Years ago when I worked in project management one of the essential if sometimes less than delightful activities was an after-action report that asked and hopefully answered these questions:

  • What did we intend to accomplish?
  • What actually happened?
  • What were the shortfalls? Misses? Gaps?
  • What can we learn from this experience?
  • What should we do next time?

There are templates for this kind of report available online: >>Click Here…

Given the ubiquity of illness, aging, dying and death, there is always a “next time.” Yet I have had very little success in engaging families and providers in this kind of after-action evaluation. Why is that? There are the often repeated “We want to put this all behind us.” “It’s too painful right now.” “Let’s just get on with our lives.” The result? Time after time the same problems recur and the same preventable pain (physical, emotional, financial, relationship, spiritual) goes untreated. Important to note that this is about learning, not blame, shame and guilt.

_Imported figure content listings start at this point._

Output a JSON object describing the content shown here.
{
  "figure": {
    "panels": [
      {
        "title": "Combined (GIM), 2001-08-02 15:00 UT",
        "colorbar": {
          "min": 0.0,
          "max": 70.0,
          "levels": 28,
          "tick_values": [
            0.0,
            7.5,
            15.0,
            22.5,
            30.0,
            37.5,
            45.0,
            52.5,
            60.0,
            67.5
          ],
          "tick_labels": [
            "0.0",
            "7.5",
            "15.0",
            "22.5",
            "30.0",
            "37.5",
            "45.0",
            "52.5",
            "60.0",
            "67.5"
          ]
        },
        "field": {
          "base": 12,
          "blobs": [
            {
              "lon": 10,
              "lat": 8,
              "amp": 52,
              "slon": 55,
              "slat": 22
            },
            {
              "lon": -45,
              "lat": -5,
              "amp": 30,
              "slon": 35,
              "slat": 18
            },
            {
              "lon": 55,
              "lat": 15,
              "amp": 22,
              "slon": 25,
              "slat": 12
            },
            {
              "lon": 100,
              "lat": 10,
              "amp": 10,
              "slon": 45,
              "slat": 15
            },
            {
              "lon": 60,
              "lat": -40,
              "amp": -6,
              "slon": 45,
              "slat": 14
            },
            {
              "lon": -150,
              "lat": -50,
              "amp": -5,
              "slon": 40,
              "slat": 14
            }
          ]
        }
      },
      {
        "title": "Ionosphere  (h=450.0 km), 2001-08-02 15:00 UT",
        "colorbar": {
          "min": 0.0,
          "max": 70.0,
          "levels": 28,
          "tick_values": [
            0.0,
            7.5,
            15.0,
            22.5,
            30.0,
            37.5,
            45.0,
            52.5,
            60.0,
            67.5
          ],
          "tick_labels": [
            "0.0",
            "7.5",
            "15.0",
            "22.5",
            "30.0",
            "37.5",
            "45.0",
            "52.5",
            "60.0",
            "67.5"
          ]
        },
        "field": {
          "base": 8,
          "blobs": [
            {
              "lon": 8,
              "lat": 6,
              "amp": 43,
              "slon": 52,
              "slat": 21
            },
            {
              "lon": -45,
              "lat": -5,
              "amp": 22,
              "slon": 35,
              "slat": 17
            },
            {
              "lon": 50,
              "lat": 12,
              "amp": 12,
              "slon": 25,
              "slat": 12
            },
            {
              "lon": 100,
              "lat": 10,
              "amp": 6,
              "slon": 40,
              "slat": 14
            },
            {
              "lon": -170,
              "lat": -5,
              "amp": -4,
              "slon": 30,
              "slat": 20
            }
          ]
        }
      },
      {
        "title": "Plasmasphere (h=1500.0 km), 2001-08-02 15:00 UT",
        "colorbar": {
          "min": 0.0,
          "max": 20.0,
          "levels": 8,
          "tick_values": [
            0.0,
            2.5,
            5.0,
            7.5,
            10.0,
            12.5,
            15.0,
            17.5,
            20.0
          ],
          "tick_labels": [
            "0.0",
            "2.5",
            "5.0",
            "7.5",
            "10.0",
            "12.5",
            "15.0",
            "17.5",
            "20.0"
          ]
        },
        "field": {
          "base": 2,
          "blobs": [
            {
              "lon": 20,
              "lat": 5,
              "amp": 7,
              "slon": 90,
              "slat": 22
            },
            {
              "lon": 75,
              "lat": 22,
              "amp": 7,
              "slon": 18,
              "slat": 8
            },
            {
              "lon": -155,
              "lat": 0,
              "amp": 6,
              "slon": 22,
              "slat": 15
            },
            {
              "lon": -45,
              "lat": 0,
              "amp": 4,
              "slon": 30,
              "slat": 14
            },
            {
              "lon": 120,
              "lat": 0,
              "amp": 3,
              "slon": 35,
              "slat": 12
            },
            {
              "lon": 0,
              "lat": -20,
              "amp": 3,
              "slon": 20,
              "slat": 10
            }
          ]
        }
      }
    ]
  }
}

Dr. Edwin Shneidman, this month’s Thought Leader, provides a solid beginning for a dying-and-death after-action report. He suggests ten criteria for a good death (1):

  1. Natural – rather than accident, suicide or homicide
  2. Mature – After age 70, elderly yet lucid and experienced
  3. Expected – Neither sudden nor unexpected; some decent warning
  4. Honorable – Emphasis on the honorifics; a positive obituary
  5. Prepared – A living trust; prearranged funeral; some unfinished tasks to be done
  6. Accepted – Willing the obligatory; gracefully accepting the inevitable
  7. Civilized – Attended by loved ones; with flowers, pictures, and music for the dying scene
  8. Generative- To have passed the wisdom of the tribe to younger generations
  9. Rueful – To experience the contemplative emotions of sadness and regret without collapse
  10. Peaceable – With amicability and love; freedom from physical pain

If I were to prepare an after-action report on my sister’s recent death I would first have to say that I do not know what she intended because we never spoke about death despite having experienced the deaths of our parents and two brothers.

As to what happened, I did not know she was even ill before receiving a phone call that she was terminally ill and that if I wanted to see her I should come soon. In actual fact, she was at death’s door when we got there and died12 hours later. Was it a good death? Personally and professionally I thought it was horrific. What happens if we apply Shneidman’s criteria?

It was natural (cancer). She was mature as in over 70 (71). She was not lucid when I last saw her. For me, it was unexpected – there was no warning. She had to know something was very wrong but refused medical care. No honor has been shown her – her immediate family has not planned any sort of memorial; are completely occupied with sorting out her financial affairs and a care plan for her husband who has Lewy Body dementia. She was unprepared – no will, trust, list of people to notify, or funeral arrangements. I don’t know if she eventually accepted what was happening to her. From what I know of her, acceptance was not in her DNA. Civilized? – My brother’s and my visit to her the afternoon before she died had to shift quickly from shock to action given how clearly imminent her death was and how unprepared her husband and grandson were. Business mode – funeral arrangements – locating necessary info? Funeral service provider? Payment? I don’t know if at any point she was able to shift to generative and rueful. Peaceable? I would never use that word to describe my sister. Looking at the timeline she was only on hospice care with access to morphine during the final couple of weeks. Before that, she must have endured incredible pain only exacerbating her anger and fear.

What did I learn from this? That this is not the way I want to exit this life!

What do I want to have happen next time, especially if it’s me? First things first, I updated my own pre-paid funeral arrangements, and advance directive; put my computer passwords in a binder and, most importantly, shared this information with my brother and sister-in-law. Now I want to spend some quality time reflecting on what acceptance, generative, ruefulness and peaceable look like in my own life as I am living it in this moment given that death can come any time.

Someone might say—her death is her own business, a private matter. Who are you to even have an opinion? To that I say that dying and death happen to the person and at the same time to everyone in the person’s relationship network. Each death is a pebble thrown into the life pool, sending ripples out in every direction, ripples that touch and affect whomever is encountered. I wonder—what would it have been like to just sit with her at the end, praying, being, remembering—instead of shifting to endstage caregiver in order to explain to her grandson that the hospice nurse would (1) come to the home and pronounce her dead; (2) call the coroner to obtain a case number; (3) provide that number to the funeral service provider to authorize the removal of the body; and (4) the funeral folks would need a credit card upfront and BTW did he know where her credit cards might be.

I came away wondering…What would it be like to focus in on 2-3 acute illness events and deaths in order to prepare this kind of after-action report? Perhaps you had a central role and responsibilities? Perhaps you were more at a distance? What did you wish you would have known then? What lessons did you learn that you can take forward?

Did you ever want to sit down with someone and prepare this kind of after-action report?

There is a time for both grief work and debrief work.

(1) Source: Shneidman E. Criteria for a good death. Suicide Life Threat Behav. 2007 Jun;37(3):245-7.